No. The value is reported by the battery.

It's also unclear if you can influence the charging process. Some
laptops (like Thinkpads) allow this, others do not. If they do,
they use some vendor-specific methods.


>  2) the CritMax and WarnMax entries are blank.  Is there a way to
>inform the machine of these parameters, and issue a warning and stop
>charging the machine until the issue is resolved?

You can set values, and this notifies powerd to trigger some action.
But you cannot stop the charging process.
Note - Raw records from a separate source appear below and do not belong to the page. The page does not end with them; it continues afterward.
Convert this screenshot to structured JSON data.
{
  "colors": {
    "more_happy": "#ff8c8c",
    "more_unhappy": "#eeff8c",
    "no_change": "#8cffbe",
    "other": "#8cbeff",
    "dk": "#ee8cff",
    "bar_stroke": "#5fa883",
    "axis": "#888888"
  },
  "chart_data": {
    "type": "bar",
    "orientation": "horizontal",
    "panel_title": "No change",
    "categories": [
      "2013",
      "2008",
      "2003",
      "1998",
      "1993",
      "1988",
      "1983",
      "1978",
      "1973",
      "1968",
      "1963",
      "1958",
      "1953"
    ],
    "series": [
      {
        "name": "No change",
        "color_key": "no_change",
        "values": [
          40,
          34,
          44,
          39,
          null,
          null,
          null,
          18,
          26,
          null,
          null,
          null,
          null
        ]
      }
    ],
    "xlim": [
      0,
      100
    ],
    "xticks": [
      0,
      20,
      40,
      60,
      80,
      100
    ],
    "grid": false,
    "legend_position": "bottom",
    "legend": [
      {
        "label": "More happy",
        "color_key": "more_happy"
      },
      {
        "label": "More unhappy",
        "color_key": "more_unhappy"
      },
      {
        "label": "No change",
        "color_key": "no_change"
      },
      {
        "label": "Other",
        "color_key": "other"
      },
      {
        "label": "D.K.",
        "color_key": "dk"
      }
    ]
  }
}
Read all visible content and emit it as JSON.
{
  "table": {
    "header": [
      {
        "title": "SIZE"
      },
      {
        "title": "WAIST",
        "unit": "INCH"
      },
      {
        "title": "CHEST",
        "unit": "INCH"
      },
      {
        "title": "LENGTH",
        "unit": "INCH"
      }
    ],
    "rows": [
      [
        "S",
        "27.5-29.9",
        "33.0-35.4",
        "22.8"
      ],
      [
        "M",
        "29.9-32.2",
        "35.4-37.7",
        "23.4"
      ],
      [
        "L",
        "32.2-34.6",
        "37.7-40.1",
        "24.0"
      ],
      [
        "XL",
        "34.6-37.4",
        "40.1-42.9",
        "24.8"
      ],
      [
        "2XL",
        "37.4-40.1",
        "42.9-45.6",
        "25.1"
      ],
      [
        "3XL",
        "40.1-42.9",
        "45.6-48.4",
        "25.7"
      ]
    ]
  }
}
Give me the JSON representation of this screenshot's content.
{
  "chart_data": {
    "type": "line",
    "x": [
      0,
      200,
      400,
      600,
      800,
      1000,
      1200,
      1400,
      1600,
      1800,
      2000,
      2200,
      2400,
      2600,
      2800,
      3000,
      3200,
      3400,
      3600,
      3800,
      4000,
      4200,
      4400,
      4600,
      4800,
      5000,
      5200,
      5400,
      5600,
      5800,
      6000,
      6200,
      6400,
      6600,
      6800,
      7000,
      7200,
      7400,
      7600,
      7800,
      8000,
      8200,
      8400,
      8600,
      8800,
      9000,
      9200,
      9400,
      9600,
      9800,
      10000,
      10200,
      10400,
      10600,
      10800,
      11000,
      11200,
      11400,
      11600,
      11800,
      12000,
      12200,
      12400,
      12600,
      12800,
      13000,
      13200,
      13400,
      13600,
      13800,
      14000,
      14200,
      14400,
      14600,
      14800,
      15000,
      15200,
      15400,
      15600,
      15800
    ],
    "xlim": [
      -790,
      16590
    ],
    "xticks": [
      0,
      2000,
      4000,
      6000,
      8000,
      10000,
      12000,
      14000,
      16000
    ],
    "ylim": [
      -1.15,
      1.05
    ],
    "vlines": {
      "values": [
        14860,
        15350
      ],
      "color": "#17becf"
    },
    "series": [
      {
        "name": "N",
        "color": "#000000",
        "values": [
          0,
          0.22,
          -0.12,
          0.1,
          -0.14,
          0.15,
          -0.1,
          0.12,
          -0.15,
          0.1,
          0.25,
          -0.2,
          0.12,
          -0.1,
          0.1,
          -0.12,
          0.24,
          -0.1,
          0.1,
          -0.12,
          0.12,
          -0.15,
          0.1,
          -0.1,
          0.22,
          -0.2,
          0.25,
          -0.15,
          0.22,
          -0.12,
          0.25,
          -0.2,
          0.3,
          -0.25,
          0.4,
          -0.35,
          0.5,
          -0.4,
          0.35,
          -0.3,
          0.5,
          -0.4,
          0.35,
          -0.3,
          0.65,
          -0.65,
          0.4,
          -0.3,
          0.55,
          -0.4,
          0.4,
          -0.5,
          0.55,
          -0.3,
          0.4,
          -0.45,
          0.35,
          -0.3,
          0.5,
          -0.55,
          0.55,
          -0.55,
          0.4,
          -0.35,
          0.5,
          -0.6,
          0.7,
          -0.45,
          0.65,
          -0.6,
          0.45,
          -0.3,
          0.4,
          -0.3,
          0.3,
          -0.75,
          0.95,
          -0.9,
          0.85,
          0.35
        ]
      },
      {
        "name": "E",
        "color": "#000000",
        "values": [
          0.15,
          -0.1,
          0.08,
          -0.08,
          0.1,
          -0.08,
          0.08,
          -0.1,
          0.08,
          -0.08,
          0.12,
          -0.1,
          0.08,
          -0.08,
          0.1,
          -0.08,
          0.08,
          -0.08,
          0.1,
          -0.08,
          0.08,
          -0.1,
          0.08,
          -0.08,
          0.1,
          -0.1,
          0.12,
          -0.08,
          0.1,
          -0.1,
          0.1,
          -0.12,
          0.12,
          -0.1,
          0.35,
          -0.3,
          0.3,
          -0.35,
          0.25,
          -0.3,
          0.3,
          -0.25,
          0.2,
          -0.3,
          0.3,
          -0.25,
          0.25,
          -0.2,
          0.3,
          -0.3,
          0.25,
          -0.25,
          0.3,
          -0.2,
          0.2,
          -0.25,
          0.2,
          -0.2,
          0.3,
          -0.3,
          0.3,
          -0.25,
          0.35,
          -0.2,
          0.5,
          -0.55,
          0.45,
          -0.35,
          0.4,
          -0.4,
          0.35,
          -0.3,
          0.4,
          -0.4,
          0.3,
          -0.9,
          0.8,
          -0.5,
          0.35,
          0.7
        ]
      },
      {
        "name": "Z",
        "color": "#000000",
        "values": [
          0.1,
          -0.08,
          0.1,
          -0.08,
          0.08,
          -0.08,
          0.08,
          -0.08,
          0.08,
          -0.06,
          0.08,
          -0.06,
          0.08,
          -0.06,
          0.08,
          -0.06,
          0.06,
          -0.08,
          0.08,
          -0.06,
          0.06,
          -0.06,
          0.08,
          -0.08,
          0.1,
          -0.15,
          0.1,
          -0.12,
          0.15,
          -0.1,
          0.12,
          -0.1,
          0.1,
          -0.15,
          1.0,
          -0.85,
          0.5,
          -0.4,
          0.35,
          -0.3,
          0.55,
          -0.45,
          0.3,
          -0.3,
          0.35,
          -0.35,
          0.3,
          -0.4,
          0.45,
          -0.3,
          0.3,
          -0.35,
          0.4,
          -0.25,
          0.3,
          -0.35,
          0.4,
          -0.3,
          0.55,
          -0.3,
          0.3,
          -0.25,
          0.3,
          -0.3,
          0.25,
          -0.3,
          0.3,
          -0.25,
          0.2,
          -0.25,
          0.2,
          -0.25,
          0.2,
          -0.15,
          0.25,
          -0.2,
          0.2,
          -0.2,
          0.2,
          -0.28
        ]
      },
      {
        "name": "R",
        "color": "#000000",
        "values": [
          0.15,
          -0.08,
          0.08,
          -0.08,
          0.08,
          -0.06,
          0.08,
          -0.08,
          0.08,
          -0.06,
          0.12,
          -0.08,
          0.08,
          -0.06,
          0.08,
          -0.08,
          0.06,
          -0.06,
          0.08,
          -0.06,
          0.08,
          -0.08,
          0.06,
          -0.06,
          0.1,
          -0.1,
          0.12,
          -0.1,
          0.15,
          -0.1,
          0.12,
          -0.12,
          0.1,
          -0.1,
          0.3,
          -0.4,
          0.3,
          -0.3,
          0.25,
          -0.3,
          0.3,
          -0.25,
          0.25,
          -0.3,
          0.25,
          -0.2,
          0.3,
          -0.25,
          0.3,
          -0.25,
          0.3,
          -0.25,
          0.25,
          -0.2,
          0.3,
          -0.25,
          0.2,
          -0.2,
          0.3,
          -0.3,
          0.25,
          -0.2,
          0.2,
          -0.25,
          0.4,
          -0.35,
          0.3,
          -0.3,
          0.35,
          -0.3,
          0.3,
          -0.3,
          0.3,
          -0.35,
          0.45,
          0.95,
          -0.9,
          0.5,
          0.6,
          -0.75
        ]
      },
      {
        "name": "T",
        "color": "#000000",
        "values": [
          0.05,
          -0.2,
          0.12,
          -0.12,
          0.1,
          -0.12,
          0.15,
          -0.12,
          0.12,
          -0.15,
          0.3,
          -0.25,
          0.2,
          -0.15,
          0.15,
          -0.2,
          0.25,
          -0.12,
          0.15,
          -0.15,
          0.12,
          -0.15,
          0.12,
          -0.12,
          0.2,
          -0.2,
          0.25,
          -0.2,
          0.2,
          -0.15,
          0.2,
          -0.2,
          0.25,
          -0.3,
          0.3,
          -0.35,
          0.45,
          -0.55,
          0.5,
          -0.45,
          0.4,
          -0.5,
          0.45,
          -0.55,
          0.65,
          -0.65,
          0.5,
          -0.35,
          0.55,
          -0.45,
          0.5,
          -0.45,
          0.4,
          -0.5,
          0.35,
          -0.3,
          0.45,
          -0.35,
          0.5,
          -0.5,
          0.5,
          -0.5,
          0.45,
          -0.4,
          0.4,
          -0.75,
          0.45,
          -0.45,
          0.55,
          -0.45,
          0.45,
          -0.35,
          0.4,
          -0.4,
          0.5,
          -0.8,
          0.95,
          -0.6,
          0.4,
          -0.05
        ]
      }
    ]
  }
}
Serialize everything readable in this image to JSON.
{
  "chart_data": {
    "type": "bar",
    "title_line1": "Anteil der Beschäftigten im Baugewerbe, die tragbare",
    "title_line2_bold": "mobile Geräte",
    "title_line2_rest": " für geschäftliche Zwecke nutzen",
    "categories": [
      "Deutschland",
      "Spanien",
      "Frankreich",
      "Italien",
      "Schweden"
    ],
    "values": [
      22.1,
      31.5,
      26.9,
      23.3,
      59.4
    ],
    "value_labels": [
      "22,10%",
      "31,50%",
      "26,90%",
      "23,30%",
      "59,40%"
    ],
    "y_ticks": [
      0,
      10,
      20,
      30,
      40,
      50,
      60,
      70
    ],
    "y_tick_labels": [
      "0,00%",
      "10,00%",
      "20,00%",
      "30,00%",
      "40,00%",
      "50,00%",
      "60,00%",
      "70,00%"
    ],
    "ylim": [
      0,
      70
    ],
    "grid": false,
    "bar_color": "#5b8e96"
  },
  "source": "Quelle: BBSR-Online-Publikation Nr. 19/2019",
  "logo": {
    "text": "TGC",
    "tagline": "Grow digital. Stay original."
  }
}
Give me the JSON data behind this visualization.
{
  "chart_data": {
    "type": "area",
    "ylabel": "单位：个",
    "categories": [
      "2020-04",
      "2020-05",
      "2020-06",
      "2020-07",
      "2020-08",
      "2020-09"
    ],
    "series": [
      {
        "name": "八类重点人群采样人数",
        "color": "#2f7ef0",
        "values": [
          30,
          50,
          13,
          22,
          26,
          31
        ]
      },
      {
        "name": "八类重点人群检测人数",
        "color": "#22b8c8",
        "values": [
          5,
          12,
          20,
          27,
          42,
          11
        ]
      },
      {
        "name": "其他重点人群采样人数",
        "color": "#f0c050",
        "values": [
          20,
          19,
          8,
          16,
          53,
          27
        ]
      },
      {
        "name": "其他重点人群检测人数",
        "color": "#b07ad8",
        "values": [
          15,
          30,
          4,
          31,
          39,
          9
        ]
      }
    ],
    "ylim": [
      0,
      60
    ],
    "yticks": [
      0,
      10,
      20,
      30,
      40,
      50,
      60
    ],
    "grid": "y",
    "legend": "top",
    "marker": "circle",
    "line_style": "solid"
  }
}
Best would be to play
an alarm signal telling you to remove the power cord.


>  3) the WarnMin and CritMin for charge are 12.091% and 7.068%.  What
>actions are taken, if any, when these levels are reached?

The event is passed to powerd (assuming that you run it) that then triggers
an action. Default is to run /etc/powerd/scripts/sensor_battery which
just logs the event. Falling below CritMin on all batteries while AC is
disconnected creates the additional "low-power" event that triggers a
shutdown and powers off the machine (also via that script).


>Unless there is some way to control the battery charge level, I think
>I will have to take the battery out and connect the adapter to a ups,
>since I use the PC remotely, and can't keep an eye on it constantly.

I don't think that changing the charging levels (if that's possible)
prevents your problem. Every battery will fail after some time, YMMV.

Saying that, I never had a laptop battery blow up but already two
phone batteries (fortunately without fire).